Huarong on the lookout for strategic investors
Asset manager hopes to line up pension fund and financial firms as investors ahead of IPO
China Huarong Asset Management aims to line up the national pension fund and major international institutions as strategic investors before its initial public offering in Hong Kong and on the mainland in 2016, said chairman Lai Xiaomin.
"We plan to make substantial progress in introducing strategic investors by the end of this year or the first half of next year. We hope to complete the preparation work for the IPO by the end of 2015 and eventually go public in 2016," Lai told the South China Morning Post yesterday.
He said he recently visited countries including the United States and Singapore where more than 20 financial institutions had shown an interest in investing in Huarong, which sat on more than 30 billion yuan (HK$37.4 billion) of net assets at the end of last year.
"They are multinationals, global banks and fund management companies, many of them very famous," Lai said on the sidelines of the National People's Congress, without disclosing their names.
Huarong restructured in September last year into a joint-stock company in which China Life Insurance took a 1.94 per cent stake, with the rest owned by the Ministry of Finance.
Beijing set up four government-owned asset management companies - Huarong, Cinda, Great Wall and Orient - in 1999 to dispose of 1.4 trillion yuan of distressed loans from the Big Four commercial lenders as part of an overhaul of state banks.
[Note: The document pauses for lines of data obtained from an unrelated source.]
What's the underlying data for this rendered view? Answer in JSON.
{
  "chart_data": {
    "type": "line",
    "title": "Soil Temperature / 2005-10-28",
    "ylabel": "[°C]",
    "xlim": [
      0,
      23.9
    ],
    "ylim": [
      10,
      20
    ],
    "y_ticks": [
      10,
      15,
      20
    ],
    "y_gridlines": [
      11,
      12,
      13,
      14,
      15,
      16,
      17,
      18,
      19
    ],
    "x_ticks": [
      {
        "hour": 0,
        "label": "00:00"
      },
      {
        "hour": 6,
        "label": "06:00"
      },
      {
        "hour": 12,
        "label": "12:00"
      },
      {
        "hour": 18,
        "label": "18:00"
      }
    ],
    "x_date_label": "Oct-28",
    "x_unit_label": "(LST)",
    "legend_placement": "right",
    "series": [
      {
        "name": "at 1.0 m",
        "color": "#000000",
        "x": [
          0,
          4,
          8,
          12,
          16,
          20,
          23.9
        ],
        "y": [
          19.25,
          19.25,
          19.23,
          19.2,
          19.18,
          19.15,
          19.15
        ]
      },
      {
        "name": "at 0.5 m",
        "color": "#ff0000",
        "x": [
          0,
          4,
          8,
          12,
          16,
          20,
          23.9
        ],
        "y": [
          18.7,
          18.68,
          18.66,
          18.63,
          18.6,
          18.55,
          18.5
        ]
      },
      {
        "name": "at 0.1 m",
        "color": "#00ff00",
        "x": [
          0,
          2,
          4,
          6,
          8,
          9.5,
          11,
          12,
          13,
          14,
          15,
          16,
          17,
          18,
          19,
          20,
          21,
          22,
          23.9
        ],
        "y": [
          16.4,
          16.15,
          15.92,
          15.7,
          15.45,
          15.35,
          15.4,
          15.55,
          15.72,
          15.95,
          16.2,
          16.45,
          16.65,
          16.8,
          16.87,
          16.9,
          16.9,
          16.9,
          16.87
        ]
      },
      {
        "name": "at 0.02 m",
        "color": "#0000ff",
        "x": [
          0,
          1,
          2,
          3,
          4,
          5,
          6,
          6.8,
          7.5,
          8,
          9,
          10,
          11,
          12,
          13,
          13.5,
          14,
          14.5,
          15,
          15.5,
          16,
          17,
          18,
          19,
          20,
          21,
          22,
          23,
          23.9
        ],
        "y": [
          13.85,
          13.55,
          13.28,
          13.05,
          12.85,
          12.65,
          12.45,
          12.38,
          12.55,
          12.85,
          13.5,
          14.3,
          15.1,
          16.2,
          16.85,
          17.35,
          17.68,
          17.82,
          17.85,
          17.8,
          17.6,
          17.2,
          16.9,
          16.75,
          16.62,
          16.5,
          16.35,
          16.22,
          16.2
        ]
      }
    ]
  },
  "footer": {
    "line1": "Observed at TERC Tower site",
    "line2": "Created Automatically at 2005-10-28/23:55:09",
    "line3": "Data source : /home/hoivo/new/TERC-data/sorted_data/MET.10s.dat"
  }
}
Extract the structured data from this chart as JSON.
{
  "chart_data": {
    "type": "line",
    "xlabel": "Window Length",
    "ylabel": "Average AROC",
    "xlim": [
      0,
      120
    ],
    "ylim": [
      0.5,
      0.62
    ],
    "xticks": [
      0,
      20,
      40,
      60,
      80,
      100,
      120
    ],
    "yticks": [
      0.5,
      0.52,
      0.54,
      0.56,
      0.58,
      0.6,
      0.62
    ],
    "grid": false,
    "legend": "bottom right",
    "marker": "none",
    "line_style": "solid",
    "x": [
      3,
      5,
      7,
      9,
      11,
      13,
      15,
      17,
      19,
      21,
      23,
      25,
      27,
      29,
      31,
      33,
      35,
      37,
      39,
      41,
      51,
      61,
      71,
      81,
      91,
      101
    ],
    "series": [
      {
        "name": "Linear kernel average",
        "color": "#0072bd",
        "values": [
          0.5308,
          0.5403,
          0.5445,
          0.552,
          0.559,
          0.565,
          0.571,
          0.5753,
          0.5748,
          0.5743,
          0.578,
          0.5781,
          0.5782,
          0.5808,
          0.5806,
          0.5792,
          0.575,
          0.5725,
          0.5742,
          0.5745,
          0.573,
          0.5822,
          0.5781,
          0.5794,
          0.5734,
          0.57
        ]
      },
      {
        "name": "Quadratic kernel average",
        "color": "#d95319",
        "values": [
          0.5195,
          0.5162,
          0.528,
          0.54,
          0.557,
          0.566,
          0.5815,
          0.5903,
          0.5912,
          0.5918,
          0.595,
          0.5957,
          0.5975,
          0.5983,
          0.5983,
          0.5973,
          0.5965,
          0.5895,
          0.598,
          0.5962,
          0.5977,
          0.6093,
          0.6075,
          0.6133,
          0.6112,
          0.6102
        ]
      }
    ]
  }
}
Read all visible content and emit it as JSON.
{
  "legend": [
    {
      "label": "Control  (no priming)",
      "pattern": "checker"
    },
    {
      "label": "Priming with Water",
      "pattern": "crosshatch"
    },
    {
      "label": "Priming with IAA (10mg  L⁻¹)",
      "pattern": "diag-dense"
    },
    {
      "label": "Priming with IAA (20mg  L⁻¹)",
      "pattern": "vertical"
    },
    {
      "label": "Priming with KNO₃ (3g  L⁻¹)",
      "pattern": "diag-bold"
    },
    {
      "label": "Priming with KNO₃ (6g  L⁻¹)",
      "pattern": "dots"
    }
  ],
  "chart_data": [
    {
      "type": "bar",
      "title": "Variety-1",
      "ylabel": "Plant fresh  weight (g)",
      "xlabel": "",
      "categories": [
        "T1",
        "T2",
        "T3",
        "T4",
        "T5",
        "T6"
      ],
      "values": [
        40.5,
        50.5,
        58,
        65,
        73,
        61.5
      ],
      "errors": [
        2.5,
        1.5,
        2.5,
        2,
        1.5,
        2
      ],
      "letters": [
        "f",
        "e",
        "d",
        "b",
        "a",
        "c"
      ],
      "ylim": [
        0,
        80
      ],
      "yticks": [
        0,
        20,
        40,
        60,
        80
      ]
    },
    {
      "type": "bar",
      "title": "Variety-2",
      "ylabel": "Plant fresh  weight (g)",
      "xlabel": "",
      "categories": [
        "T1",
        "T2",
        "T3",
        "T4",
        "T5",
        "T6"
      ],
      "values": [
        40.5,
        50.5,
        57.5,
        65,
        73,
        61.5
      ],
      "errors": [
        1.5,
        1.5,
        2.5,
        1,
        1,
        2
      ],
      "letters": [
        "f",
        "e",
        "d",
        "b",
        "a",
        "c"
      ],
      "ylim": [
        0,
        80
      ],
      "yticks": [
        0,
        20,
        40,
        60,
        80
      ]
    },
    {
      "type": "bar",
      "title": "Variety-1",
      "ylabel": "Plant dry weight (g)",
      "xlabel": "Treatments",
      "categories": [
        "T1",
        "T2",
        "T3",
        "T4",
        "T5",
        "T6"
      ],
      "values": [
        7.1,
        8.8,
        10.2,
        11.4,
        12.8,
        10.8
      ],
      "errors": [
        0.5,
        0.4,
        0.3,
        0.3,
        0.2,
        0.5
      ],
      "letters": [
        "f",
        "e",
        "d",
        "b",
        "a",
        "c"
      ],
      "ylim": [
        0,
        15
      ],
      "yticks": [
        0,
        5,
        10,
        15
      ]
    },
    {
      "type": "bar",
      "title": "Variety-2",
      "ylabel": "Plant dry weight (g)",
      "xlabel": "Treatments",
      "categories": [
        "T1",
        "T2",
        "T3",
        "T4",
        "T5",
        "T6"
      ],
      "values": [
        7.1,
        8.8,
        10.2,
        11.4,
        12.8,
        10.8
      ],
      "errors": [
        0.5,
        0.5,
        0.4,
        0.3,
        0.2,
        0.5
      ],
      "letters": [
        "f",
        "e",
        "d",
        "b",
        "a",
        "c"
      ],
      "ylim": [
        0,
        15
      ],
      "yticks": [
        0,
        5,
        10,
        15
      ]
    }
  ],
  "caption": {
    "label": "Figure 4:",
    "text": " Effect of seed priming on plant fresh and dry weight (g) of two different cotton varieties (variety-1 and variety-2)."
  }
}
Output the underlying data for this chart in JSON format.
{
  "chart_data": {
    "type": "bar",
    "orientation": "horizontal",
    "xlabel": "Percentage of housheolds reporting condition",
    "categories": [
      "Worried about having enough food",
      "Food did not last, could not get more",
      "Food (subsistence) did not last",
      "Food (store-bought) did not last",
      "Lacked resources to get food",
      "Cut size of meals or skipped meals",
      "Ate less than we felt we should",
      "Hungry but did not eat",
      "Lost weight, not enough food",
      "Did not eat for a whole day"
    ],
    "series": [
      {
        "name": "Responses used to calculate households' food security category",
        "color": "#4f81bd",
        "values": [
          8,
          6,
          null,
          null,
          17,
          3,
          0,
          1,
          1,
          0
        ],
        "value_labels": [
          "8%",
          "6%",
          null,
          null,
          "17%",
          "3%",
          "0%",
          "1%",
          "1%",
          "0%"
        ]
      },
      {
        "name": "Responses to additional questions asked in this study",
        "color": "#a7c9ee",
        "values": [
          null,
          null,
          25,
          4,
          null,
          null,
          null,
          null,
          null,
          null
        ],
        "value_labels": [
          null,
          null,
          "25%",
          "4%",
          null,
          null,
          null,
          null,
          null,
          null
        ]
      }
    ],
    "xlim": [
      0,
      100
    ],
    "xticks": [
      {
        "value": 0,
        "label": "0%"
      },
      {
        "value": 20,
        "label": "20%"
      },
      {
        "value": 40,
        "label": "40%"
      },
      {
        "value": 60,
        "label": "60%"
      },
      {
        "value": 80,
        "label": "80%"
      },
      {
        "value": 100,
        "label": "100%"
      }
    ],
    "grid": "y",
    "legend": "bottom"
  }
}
Huarong has handled distressed debt worth 680 billion yuan since, mostly from Industrial and Commercial Bank of China, the country's largest lender by assets.
Lai said the national pension fund would be Huarong's favoured choice as an investor.
Huarong would also strengthen co-operation with ICBC, he said, but added that no formal discussion with the bank on strategic investment had begun as yet.
Huarong had been cleared to launch a unit in Hong Kong - its first overseas operation - hopefully in the first half of this year to expand its asset management business to the city, Lai said.
He urged Beijing to allow the four asset management agencies to carry out new businesses such as wealth management after having met the goal of handling the Big Four banks' bad debt.
Huarong hoped to handle debt accumulated not only from the financial sector, but also from other sectors such as state-owned enterprises and local governments' financing platforms, Lai said.
It made a net profit of 12.06 billion yuan last year - 2.4 times that in 2011. But Lai said he hoped to slow the company's growth for more sustainable development, targeting a net profit increase of about 25 per cent this year.